# Twitter Graph Analysis
This notebook loads a pre-computed pickled NetworkX graph, extracts node attributes, and performs several analyses.

## Steps:
1. Load the graph from a pickle file.
2. Inspect the graph's basic stats (number of nodes, edges).
3. Convert node attributes to a DataFrame.
4. Conduct example queries and visualizations:
   - Top accounts by PageRank.
   - Top accounts by follower count.
   - Correlation plots.
   - Any additional queries.


In [3]:
# Step 1: Import required libraries
import pickle
import networkx as nx
import pandas as pd
import seaborn as sns
import matplotlib.pyplot as plt
from pathlib import Path

# For nicer plots
sns.set_theme(style='whitegrid')


In [None]:
# Step 2: Load the pickled graph
pickle_path = Path('graph_with_pagerank.pickle')  # Adjust if your pickle file has a different name
with open(pickle_path, 'rb') as f:
    G = pickle.load(f)

print(f"Loaded graph with {G.number_of_nodes()} nodes and {G.number_of_edges()} edges.")
pagerank_params = G.graph.get('pagerank_params', {})
print("PageRank parameters used:", pagerank_params)


In [None]:
# Step 3: Convert node attributes to a DataFrame
# We'll collect user_id, username, follower_count, following_count, is_verified, and pagerank_score.

node_data = []
for node, attrs in G.nodes(data=True):
    node_data.append({
        'user_id': node,
        'username': attrs.get('username', 'unknown'),
        'follower_count': attrs.get('follower_count', 0),
        'following_count': attrs.get('following_count', 0),
        'is_verified': attrs.get('is_verified', 0),
        'pagerank_score': attrs.get('pagerank_score', 0.0)
    })

df = pd.DataFrame(node_data)
print(f"DataFrame shape: {df.shape}")
df.head()


## Basic Statistics

In [None]:
# Let's see how many verified vs. non-verified accounts are present
verified_counts = df['is_verified'].value_counts()
print("Verified distribution:")
print(verified_counts)

# Distribution of follower counts
print("\nFollower count stats:")
print(df['follower_count'].describe())


## Top Accounts by PageRank Score

In [None]:
top_by_pagerank = df.sort_values(by='pagerank_score', ascending=False).head(10)
top_by_pagerank

## Top Accounts by Follower Count

In [None]:
top_by_followers = df.sort_values(by='follower_count', ascending=False).head(10)
top_by_followers

## Correlation between Follower Count and PageRank

In [None]:
# Quick correlation check
corr_val = df[['follower_count', 'pagerank_score']].corr().iloc[0,1]
print(f"Correlation between follower_count and pagerank_score: {corr_val:.4f}")


In [None]:
# Scatterplot of PageRank Score vs. Follower Count
plt.figure(figsize=(8,6))
sns.scatterplot(data=df, x='follower_count', y='pagerank_score', alpha=0.6)
plt.title('PageRank Score vs. Follower Count')
plt.xscale('log')  # log-scale on x for better visibility if large range
plt.yscale('log')  # might also put the y-axis on log scale
plt.show()

## In-Degree and Out-Degree Analysis
We can also look at the graph structure by computing degrees.

In [None]:
in_degrees = dict(G.in_degree())
out_degrees = dict(G.out_degree())

# Add these as columns in the df
df['in_degree'] = df['user_id'].map(in_degrees)
df['out_degree'] = df['user_id'].map(out_degrees)

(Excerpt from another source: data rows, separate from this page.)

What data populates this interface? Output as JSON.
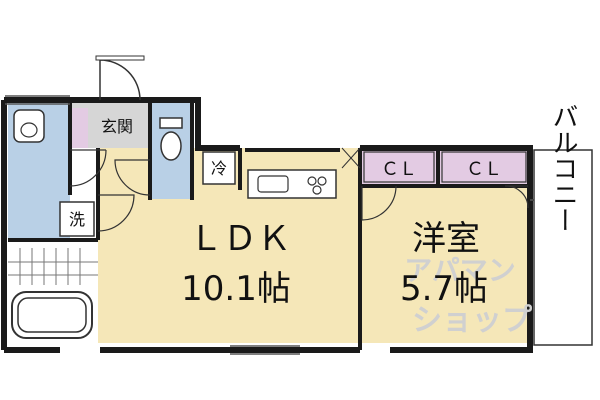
{
  "rooms": {
    "entrance": {
      "label": "玄関"
    },
    "fridge": {
      "label": "冷"
    },
    "washer": {
      "label": "洗"
    },
    "ldk": {
      "name": "ＬＤＫ",
      "size": "10.1帖"
    },
    "western": {
      "name": "洋室",
      "size": "5.7帖"
    },
    "closet_left": {
      "label": "ＣＬ"
    },
    "closet_right": {
      "label": "ＣＬ"
    },
    "balcony": {
      "label": "バルコニー"
    }
  },
  "watermark": {
    "line1": "アパマン",
    "line2": "ショップ"
  },
  "colors": {
    "ldk_floor": "#f5e7b8",
    "wet_area": "#b9d0e6",
    "closet": "#e3cbe3",
    "entrance": "#d6d6d6",
    "wall": "#1a1a1a"
  }
}
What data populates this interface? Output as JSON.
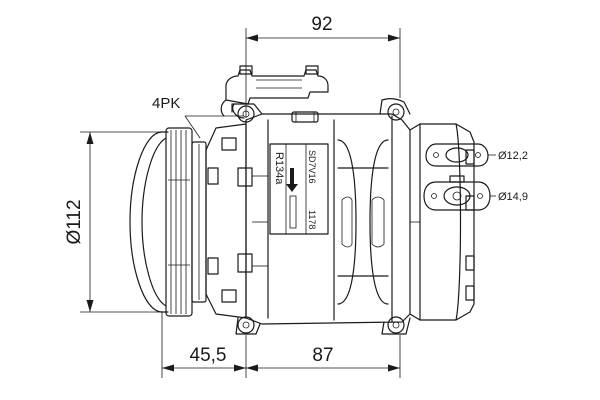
{
  "drawing": {
    "dimensions": {
      "top_width": "92",
      "pulley_offset": "45,5",
      "body_length": "87",
      "diameter": "Ø112",
      "port_small": "Ø12,2",
      "port_large": "Ø14,9"
    },
    "pulley_label": "4PK",
    "plate": {
      "model": "SD7V16",
      "refrigerant": "R134a",
      "code": "1178"
    }
  }
}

df[['user_id','username','in_degree','out_degree','pagerank_score']].head(10)

## Visualizing Degree Distributions

In [None]:
plt.figure(figsize=(12,5))
plt.subplot(1,2,1)
sns.histplot(df['in_degree'], log_scale=(True, False), bins=30)
plt.title('In-Degree Distribution')

plt.subplot(1,2,2)
sns.histplot(df['out_degree'], log_scale=(True, False), bins=30)
plt.title('Out-Degree Distribution')

plt.tight_layout()
plt.show()

## Sample Query: Largest In-Degree vs. Follower Count
Sometimes, you want to see if a node's recorded `follower_count` aligns with the actual in-degree in your dataset.


In [None]:
df['follower_diff'] = df['follower_count'] - df['in_degree']
df_sorted = df.sort_values(by='in_degree', ascending=False).head(10)
df_sorted[['user_id','username','in_degree','follower_count','follower_diff']]

## Final Thoughts
You can continue adding custom queries, grouping, or advanced analytics here.  
Additional ideas:
- Look at subgraphs (e.g., only verified users).
- Conduct BFS from a seed user to see how influence might propagate.
- Compare multiple PageRank runs with different weighting schemes.
- If you have time-series data (like different snapshots of the follow graph), do a temporal analysis.

Feel free to adapt any part of the above code to fit your exploration needs!